The case was transferred from Superior Court to federal district court in June, records show. The lawsuit is one of many across the nation that has been consolidated by a judicial panel and handed to Northern District of Ohio Court Judge Dan Aaron Polster, The New York Times reported in March.

Purdue Pharma L.P. and its subsidiaries are also named in the suit and developed OxyContin in the mid-1990s, the lawsuit said. The city alleges that Purdue and other opioid manufacturers helped to "cultivate a narrative" that pain was under-treated and that that it should be a "higher priority" for health care providers.

"Overdoses and addiction have driven crime in the city and first responders are armed with Narcan as a matter of course, at city expense," the lawsuit said, referring to the opioid antidote drug. The city is suing for damages and alleged the opioid manufacturers are in violation of the state's Consumer Fraud Act and accused them of creating a public nuisance. 

Mayor Ras Baraka last year said the has city felt the "substantial financial impact" of the opioid epidemic.

“The impact of prescription opioids on Newark has been catastrophic,” Baraka said in a statement that initially announced the city’s lawsuit. “As the largest city in New Jersey and due to the duty we have to our citizens, we know it is our responsibility to act and protect our residents from this urgent public health crisis.”

Gov. Phil Murphy, meanwhile, praised Teva's move to New Jersey. The company expects to transfer and create 843 jobs and retain 232 existing position with a median annual salary of about $128,000, the governor’s office said in a press release.

“The presence of global life sciences companies like Teva Pharmaceuticals is critical to New Jersey’s ability to strengthen a thriving innovation ecosystem,” Murphy said in a statement. “We are thrilled to expand our welcome to Teva, and its more than 1,000 employees, in the Garden State – the place to be for the world’s most competitive life sciences companies.”

The governor and Baraka are strong allies. The mayor showed support for Murphy’s budget proposal amid legislative pushback last month, and the governor also noted the “importance of Newark” in the state budget at Baraka’s inauguration.

A press aide for Murphy declined to comment when asked if the governor knew of the city’s lawsuit.

The EDA, which approved the tax credits, requires applicants for credits to answer a legal questionnaire, said the agency's spokeswoman, Virginia Pellerin.
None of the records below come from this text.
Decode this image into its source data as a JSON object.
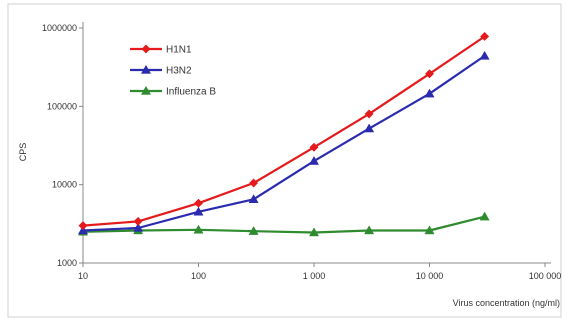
{
  "chart_data": {
    "type": "line",
    "xlabel": "Virus concentration (ng/ml)",
    "ylabel": "CPS",
    "x_scale": "log",
    "y_scale": "log",
    "xlim": [
      10,
      100000
    ],
    "ylim": [
      1000,
      1000000
    ],
    "x_ticks": [
      10,
      100,
      1000,
      10000,
      100000
    ],
    "x_tick_labels": [
      "10",
      "100",
      "1 000",
      "10 000",
      "100 000"
    ],
    "y_ticks": [
      1000,
      10000,
      100000,
      1000000
    ],
    "y_tick_labels": [
      "1000",
      "10000",
      "100000",
      "1000000"
    ],
    "grid": false,
    "legend_position": "top-left",
    "series": [
      {
        "name": "H1N1",
        "color": "#e41a1c",
        "marker": "diamond",
        "x": [
          10,
          30,
          100,
          300,
          1000,
          3000,
          10000,
          30000
        ],
        "y": [
          3000,
          3400,
          5800,
          10500,
          30000,
          80000,
          260000,
          780000
        ]
      },
      {
        "name": "H3N2",
        "color": "#2b2bb0",
        "marker": "triangle",
        "x": [
          10,
          30,
          100,
          300,
          1000,
          3000,
          10000,
          30000
        ],
        "y": [
          2600,
          2800,
          4500,
          6500,
          20000,
          52000,
          145000,
          440000
        ]
      },
      {
        "name": "Influenza B",
        "color": "#2e8b2e",
        "marker": "triangle",
        "x": [
          10,
          30,
          100,
          300,
          1000,
          3000,
          10000,
          30000
        ],
        "y": [
          2500,
          2600,
          2650,
          2550,
          2450,
          2600,
          2600,
          3900
        ]
      }
    ]
  }
}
Teva also has an ongoing obligation to report any concluded legal matters on an annual basis to the EDA, Pellerin added.

“If in the future a pending matter results in a negative outcome, the EDA would review the matter to determine if it impacts the award,” she said.

Teva made the EDA aware of its pending opioid litigation, the EDA spokeswoman said. Unresolved litigation is not a factor in the agency’s decision granting tax credits, per the EDA’s regulations.

Responding to the suit, Teva said it complies with federal and state regulations and is developing non-opioid treatments.

“Teva is committed to the appropriate use of opioid medicines, and we recognize the critical public health issues impacting communities across the U.S. as a result of illegal drug use as well as the misuse and abuse of opioids that are available legally by prescription,” said Teva spokeswoman Elizabeth DeLuca.

The company is globally headquartered in Israel with the U.S. headquarters based in North Wales, Pa. It's still negotiating a lease for office space in Parsippany for its new headquarters in New Jersey, DeLuca said.

Teva will still have a presence in Pennsylvania, DeLuca added. 

The lawsuit now includes as defendants Purdue Pharma L.P.; Purdue Pharma Inc.; Purdue Frederick Company; Ortho-McNeil-Janssen Pharmaceuticals, Inc.; McKesson Corporation; Mallinckrodt LLC; Johnson & Johnson; Janssen Pharmaceutical Inc.; Insys Therapeutics, Inc.; Endo Pharmaceuticals Inc.; Endo Health Solutions Inc.; Cephalon Inc.; Cardinal Health Inc.; and AmerisourceBergen Drug Corporation. 

Essex County has the highest rate of suspected opioid-related deaths in the state so far this year, according to data published by the state Attorney General's Office. Since January, there have been a suspected 202 opioid-related deaths and Naloxone -- more commonly known as the brand name Narcan -- has been used 591 times, the data said.